Causal Generative Adversarial Networks

GitHub Repo
In this project, we explored whether an artificial neural network could learn structural causal relations, which are functions that explain observations in terms of the underlying mechanisms that generated them. We used a Generative Adversarial Network (GAN) to learn the causal structure of a simple toy dataset. The GAN was trained to generate samples from the dataset, and the discriminator was trained to predict the causal variable from the generated samples. The generator was trained to minimize the discriminator’s error, and the discriminator was trained to maximize its error. The GAN was able to learn the causal structure of the dataset, and the generator was able to generate label distributions that were indistinguishable from the real data.

CausalGAN

The repo is on my collaborators account, but you can see my contributions in the commit history.

Sometimes the structural causal variables were images themselves, whose nature and distribution, we ventured, were “caused” by the accessories (e.g. “glasses” or “hat”) adorning the faces in the dataset. We were also able to learn a label-GAN for class-conditional generative modeling, which was able to generate novel images sampled from the GAN model of the training set, conditioned on the label.¹

The key advantage of our method is that we are able to distinguish between “conditioning” (which is a statistical relationship) and “intervening” (which only changes causal, downstream effects). This is a key distinction, often cited for understanding the limitations of machine learning models.

Conditioning vs. Intervention

Top row shows the effect of intervention ‘Bald=True’ on the unconditional distribution of celebrity faces: as a result there are equal numbers of male and females depicted, because in our causal model of the real world, “Bald” being True or False does not cause ‘Gender’ to be “Male” or “Female”.
Bottom row shows the effect of conditioning on ‘Bald=True’ on distribution of samples of from bald celebrity faces: the samples are exclusively female, which relfects the fact that in the real world, “Bald” being True and Gender=”Female” are extremely unlikely to co-occur.
i.e. our model is able to distinguish between a selection bias and a causal effect.

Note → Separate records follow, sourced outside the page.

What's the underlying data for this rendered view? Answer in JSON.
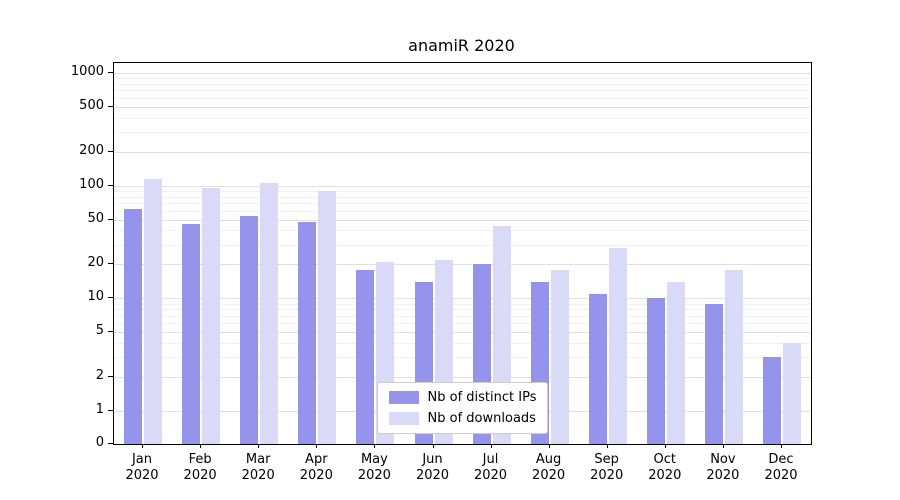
{
  "chart_data": {
    "type": "bar",
    "title": "anamiR 2020",
    "categories": [
      "Jan 2020",
      "Feb 2020",
      "Mar 2020",
      "Apr 2020",
      "May 2020",
      "Jun 2020",
      "Jul 2020",
      "Aug 2020",
      "Sep 2020",
      "Oct 2020",
      "Nov 2020",
      "Dec 2020"
    ],
    "series": [
      {
        "name": "Nb of distinct IPs",
        "color": "#9494ed",
        "values": [
          62,
          46,
          54,
          48,
          18,
          14,
          20,
          14,
          11,
          10,
          9,
          3
        ]
      },
      {
        "name": "Nb of downloads",
        "color": "#d9d9f8",
        "values": [
          115,
          95,
          105,
          90,
          21,
          22,
          44,
          18,
          28,
          14,
          18,
          4
        ]
      }
    ],
    "yscale": "symlog",
    "ylim": [
      0,
      1200
    ],
    "yticks": [
      0,
      1,
      2,
      5,
      10,
      20,
      50,
      100,
      200,
      500,
      1000
    ],
    "minor_gridlines": [
      3,
      4,
      6,
      7,
      8,
      9,
      30,
      40,
      60,
      70,
      80,
      90,
      300,
      400,
      600,
      700,
      800,
      900
    ],
    "grid": true,
    "legend_position": "lower center",
    "xlabel": "",
    "ylabel": ""
  },
  "colors": {
    "major_grid": "#e0e0e0",
    "minor_grid": "#f1f1f1",
    "spine": "#000000",
    "text": "#000000",
    "legend_border": "#cccccc",
    "background": "#ffffff"
  }
}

In terms of code quality, model reproducibility is significantly improved, which was in fact necessary because these GAN models were especially finicky and sensitive to particular parameter values. I implemented an argparse flag interface. I overdid it in one instance I think.

One of these flags enabled parallel calls to the 2x TitanX gpu’s on the workstation (which I built incidentally), which was quite a technical achievement. But, I learned my lesson about keeping code high-level, and avoiding low level “hacks” that are difficult to maintain. As soon as the nvidia-drivers were updated, this functionality quickly broke and I did not have bandwidth to maintain it anymore.

It has to be said that the state of A.I. in generative modeling of images was far worse back then in terms of image quality. They look quite reasonable for 2018. ↩